Universal Black vs Black grey
Universal Black (Benjamin Moore) and Black grey (RAL Classic) come from different manufacturers. Hue-wise, Universal Black belongs to the grey family and Black grey to the blue-grey family. Their light reflectance values are nearly the same — 5 vs 6 — so neither will read significantly brighter or darker than the other. A ΔE of 2.3 puts them in subtle territory — distinguishable in direct comparison, less so from across a room. Below you'll find 2 real-room photo comparisons where both colors appear side by side, plus 5 simulated room previews.
Universal Black vs Black grey in Real Spaces
2 real rooms side by side. Universal Black and Black grey are close enough that the difference can be hard to judge from a chip alone — these photos show how each reads at scale, across different spaces and lighting conditions.
Living Room
A living room wall sees more varied light than almost any other surface in the house, which makes the choice between these two more nuanced than a chip suggests. At this scale the difference is subtle — you'd need them side by side, as shown here, to reliably tell them apart.
Kitchen Cabinets
Cabinet color is always seen in context — against countertops, backsplash, and hardware — which amplifies undertone differences that might disappear on a plain wall. In photos like these you're seeing the difference at its most direct. In a finished room, the distinction is there but not dramatic.
Color Details
Universal Black vs Black grey Simulated Comparison
5 simulated room previews — drag the slider on each to see Universal Black on one side and Black grey on the other.
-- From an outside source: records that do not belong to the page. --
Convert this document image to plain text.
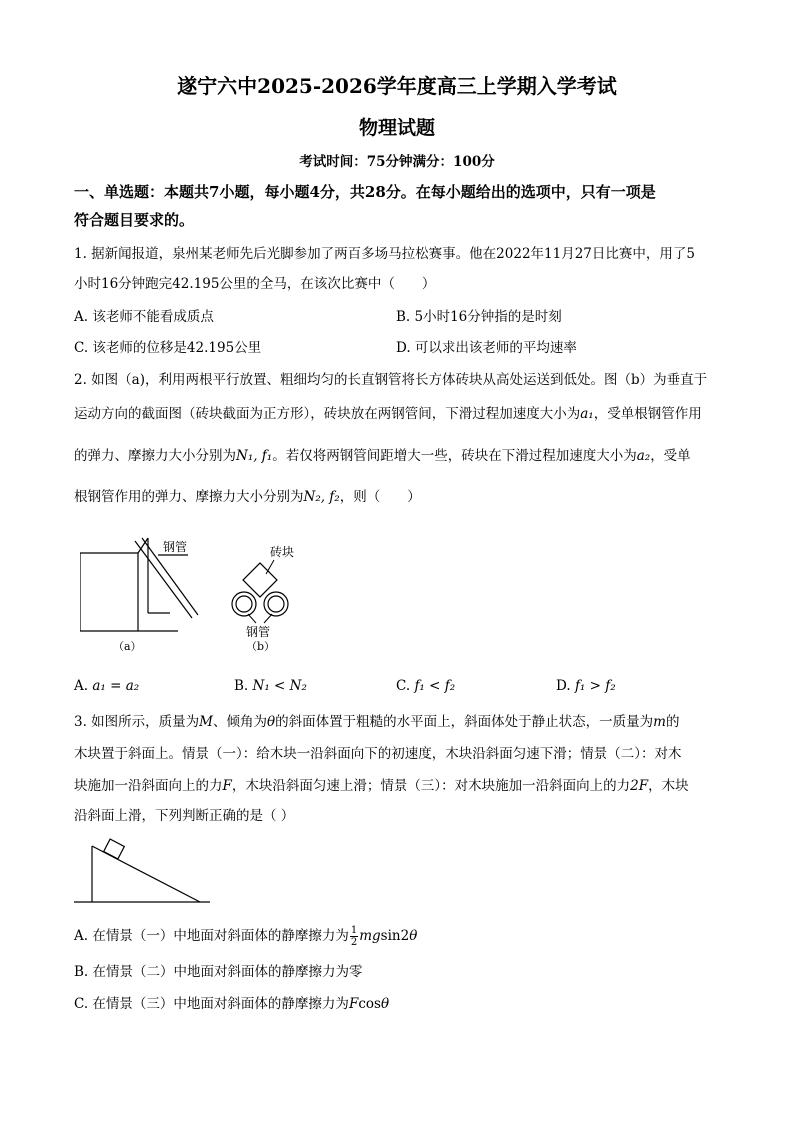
遂宁六中2025-2026学年度高三上学期入学考试
物理试题
考试时间：75分钟满分：100分
一、单选题：本题共7小题，每小题4分，共28分。在每小题给出的选项中，只有一项是
符合题目要求的。
1. 据新闻报道，泉州某老师先后光脚参加了两百多场马拉松赛事。他在2022年11月27日比赛中，用了5
小时16分钟跑完42.195公里的全马，在该次比赛中（　　）
A. 该老师不能看成质点	B. 5小时16分钟指的是时刻
C. 该老师的位移是42.195公里	D. 可以求出该老师的平均速率
2. 如图（a)，利用两根平行放置、粗细均匀的长直钢管将长方体砖块从高处运送到低处。图（b）为垂直于
运动方向的截面图（砖块截面为正方形），砖块放在两钢管间，下滑过程加速度大小为a₁，受单根钢管作用
的弹力、摩擦力大小分别为N₁, f₁。若仅将两钢管间距增大一些，砖块在下滑过程加速度大小为a₂，受单
根钢管作用的弹力、摩擦力大小分别为N₂, f₂，则（　　）
钢管
（a）
砖块
钢管
（b）
A. a₁ = a₂	B. N₁ < N₂	C. f₁ < f₂	D. f₁ > f₂
3. 如图所示，质量为M、倾角为θ的斜面体置于粗糙的水平面上，斜面体处于静止状态，一质量为m的
木块置于斜面上。情景（一）：给木块一沿斜面向下的初速度，木块沿斜面匀速下滑；情景（二）：对木
块施加一沿斜面向上的力F，木块沿斜面匀速上滑；情景（三）：对木块施加一沿斜面向上的力2F，木块
沿斜面上滑，下列判断正确的是（ ）
A. 在情景（一）中地面对斜面体的静摩擦力为 $\frac{1}{2} mgsin2\theta$
B. 在情景（二）中地面对斜面体的静摩擦力为零
C. 在情景（三）中地面对斜面体的静摩擦力为Fcosθ
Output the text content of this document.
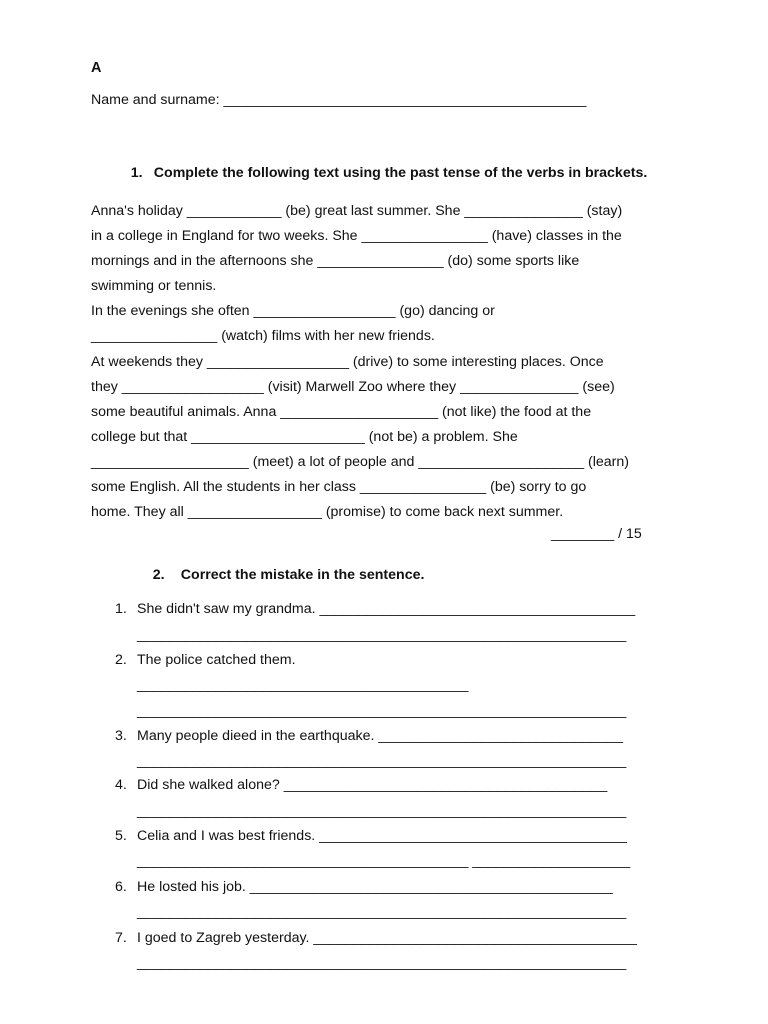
A
Name and surname: ______________________________________________

1. Complete the following text using the past tense of the verbs in brackets.

Anna's holiday ____________ (be) great last summer. She _______________ (stay)
in a college in England for two weeks. She ________________ (have) classes in the
mornings and in the afternoons she ________________ (do) some sports like
swimming or tennis.
In the evenings she often __________________ (go) dancing or
________________ (watch) films with her new friends.
At weekends they __________________ (drive) to some interesting places. Once
they __________________ (visit) Marwell Zoo where they _______________ (see)
some beautiful animals. Anna ____________________ (not like) the food at the
college but that ______________________ (not be) a problem. She
____________________ (meet) a lot of people and _____________________ (learn)
some English. All the students in her class ________________ (be) sorry to go
home. They all _________________ (promise) to come back next summer.
________ / 15

2. Correct the mistake in the sentence.

1. She didn't saw my grandma. ________________________________________
______________________________________________________________
2. The police catched them.
__________________________________________
______________________________________________________________
3. Many people dieed in the earthquake. _______________________________
______________________________________________________________
4. Did she walked alone? _________________________________________
______________________________________________________________
5. Celia and I was best friends. _______________________________________
__________________________________________ ____________________
6. He losted his job. ______________________________________________
______________________________________________________________
7. I goed to Zagreb yesterday. _________________________________________
______________________________________________________________
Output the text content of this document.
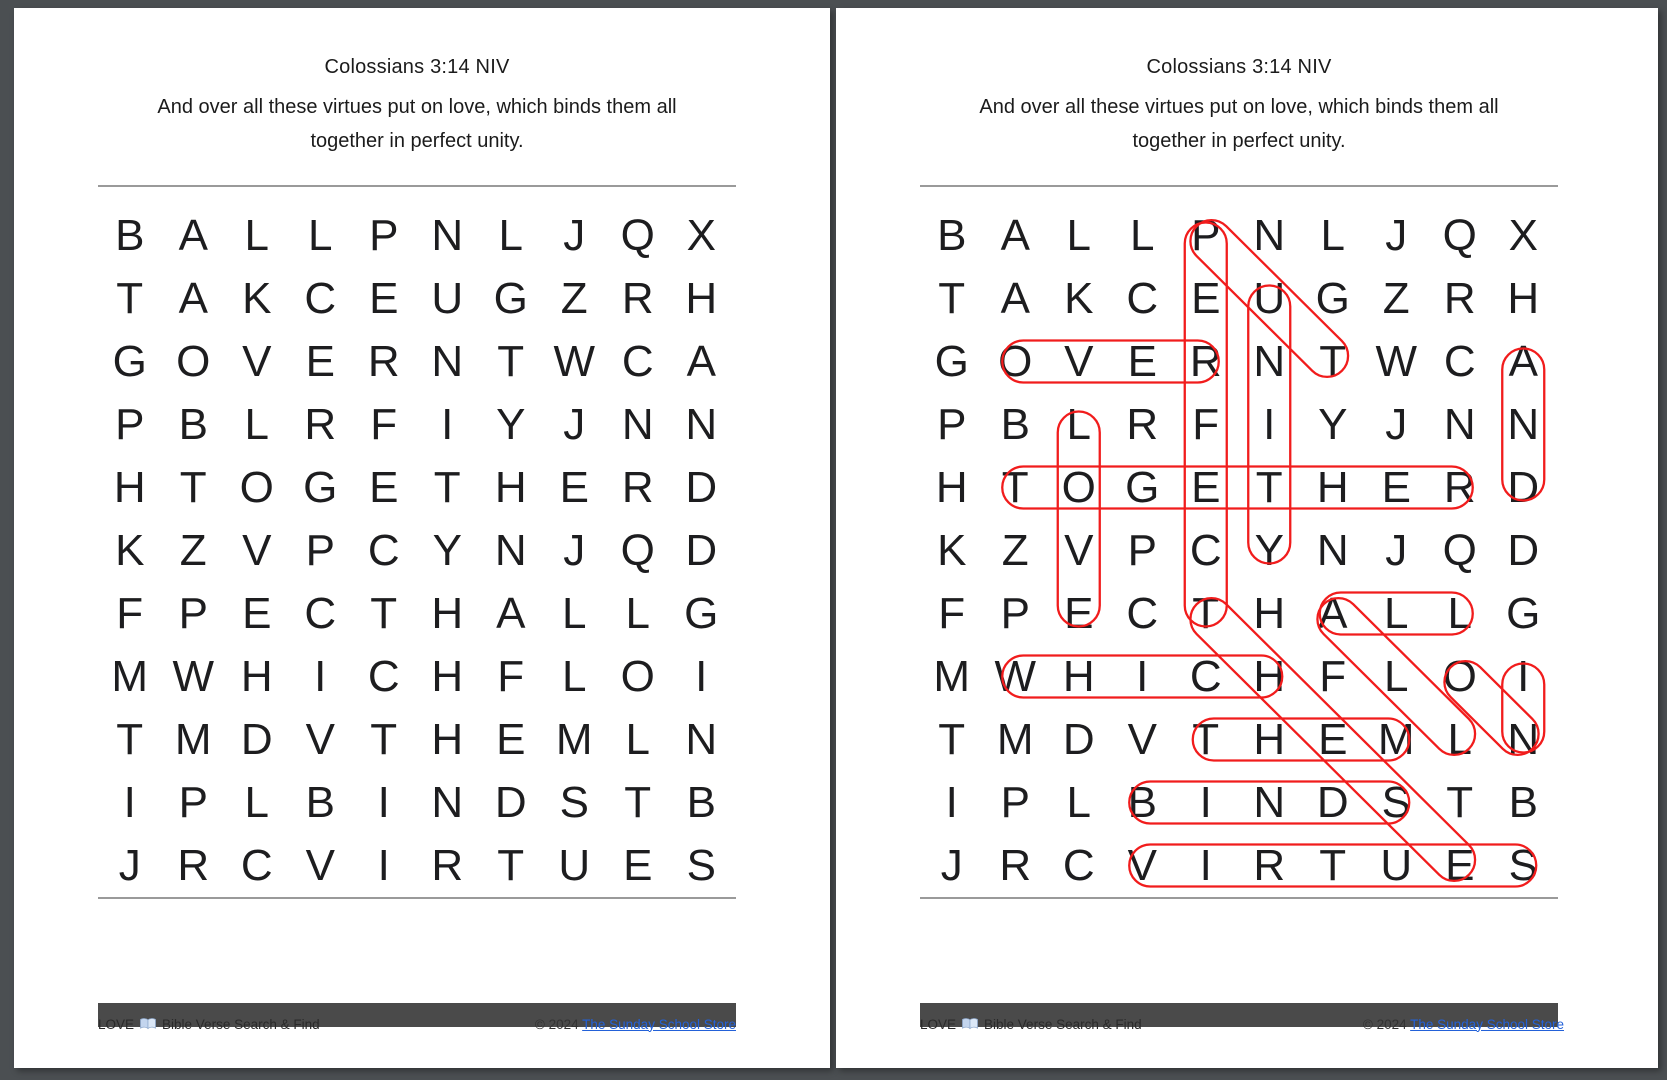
Colossians 3:14 NIV
And over all these virtues put on love, which binds them all
together in perfect unity.
B A L L P N L J Q X
T A K C E U G Z R H
G O V E R N T W C A
P B L R F I Y J N N
H T O G E T H E R D
K Z V P C Y N J Q D
F P E C T H A L L G
M W H I C H F L O I
T M D V T H E M L N
I P L B I N D S T B
J R C V I R T U E S
LOVE Bible Verse Search & Find	© 2024 The Sunday School Store
Colossians 3:14 NIV
And over all these virtues put on love, which binds them all
together in perfect unity.
B A L L P N L J Q X
T A K C E U G Z R H
G O V E R N T W C A
P B L R F I Y J N N
H T O G E T H E R D
K Z V P C Y N J Q D
F P E C T H A L L G
M W H I C H F L O I
T M D V T H E M L N
I P L B I N D S T B
J R C V I R T U E S
LOVE Bible Verse Search & Find	© 2024 The Sunday School Store
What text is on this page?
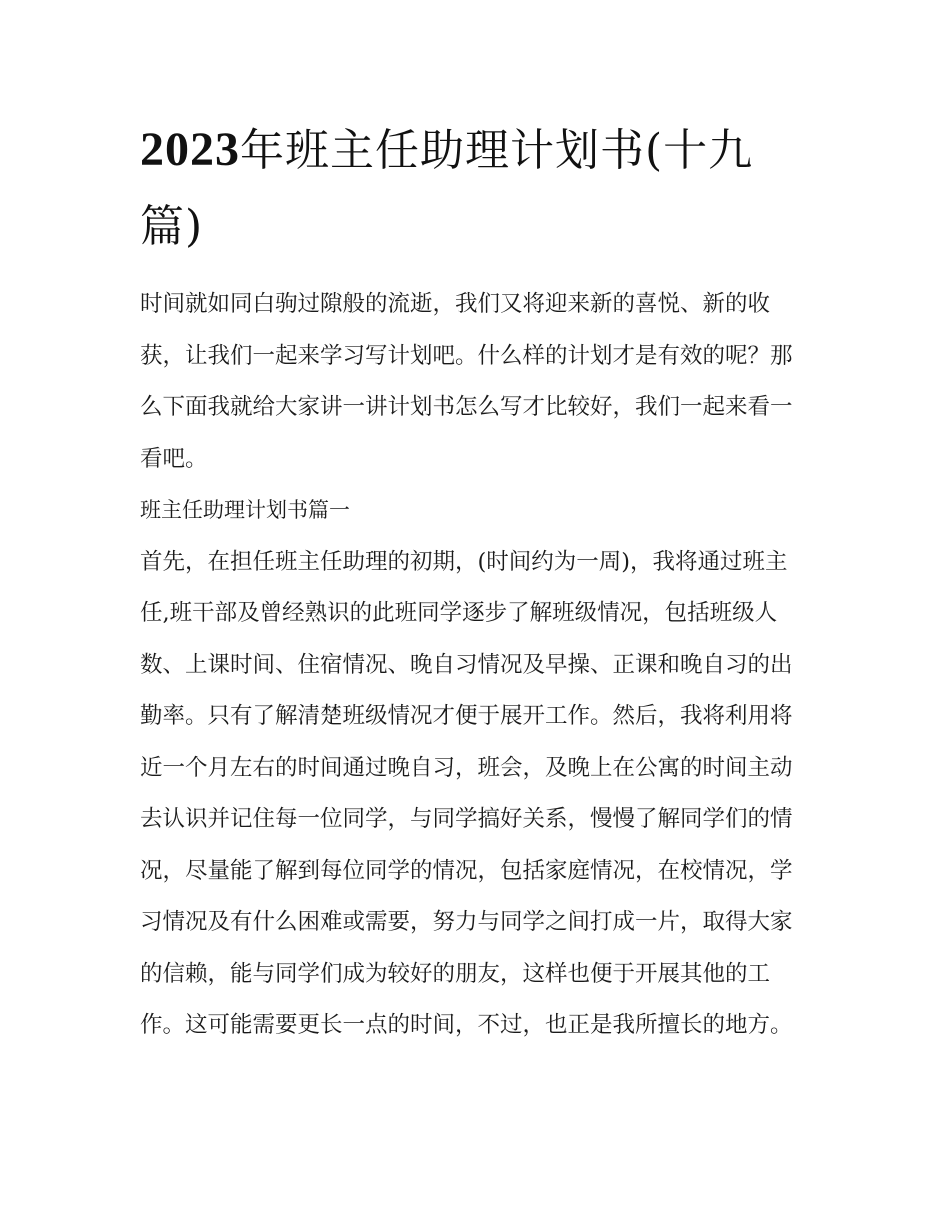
2023年班主任助理计划书(十九篇)

时间就如同白驹过隙般的流逝，我们又将迎来新的喜悦、新的收获，让我们一起来学习写计划吧。什么样的计划才是有效的呢？那么下面我就给大家讲一讲计划书怎么写才比较好，我们一起来看一看吧。

班主任助理计划书篇一

首先，在担任班主任助理的初期，(时间约为一周)，我将通过班主任,班干部及曾经熟识的此班同学逐步了解班级情况，包括班级人数、上课时间、住宿情况、晚自习情况及早操、正课和晚自习的出勤率。只有了解清楚班级情况才便于展开工作。然后，我将利用将近一个月左右的时间通过晚自习，班会，及晚上在公寓的时间主动去认识并记住每一位同学，与同学搞好关系，慢慢了解同学们的情况，尽量能了解到每位同学的情况，包括家庭情况，在校情况，学习情况及有什么困难或需要，努力与同学之间打成一片，取得大家的信赖，能与同学们成为较好的朋友，这样也便于开展其他的工作。这可能需要更长一点的时间，不过，也正是我所擅长的地方。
Digital color is approximate. These simulations are generated from the manufacturer's hex values and overlaid on grayscale room photos — your screen's calibration, brightness, and viewing angle all affect how they render. Before committing to either color, test physical samples in your own space under the light you actually live with.
More Universal Black comparisons
See how Universal Black stacks up against other well-photographed colors across different brands and tones.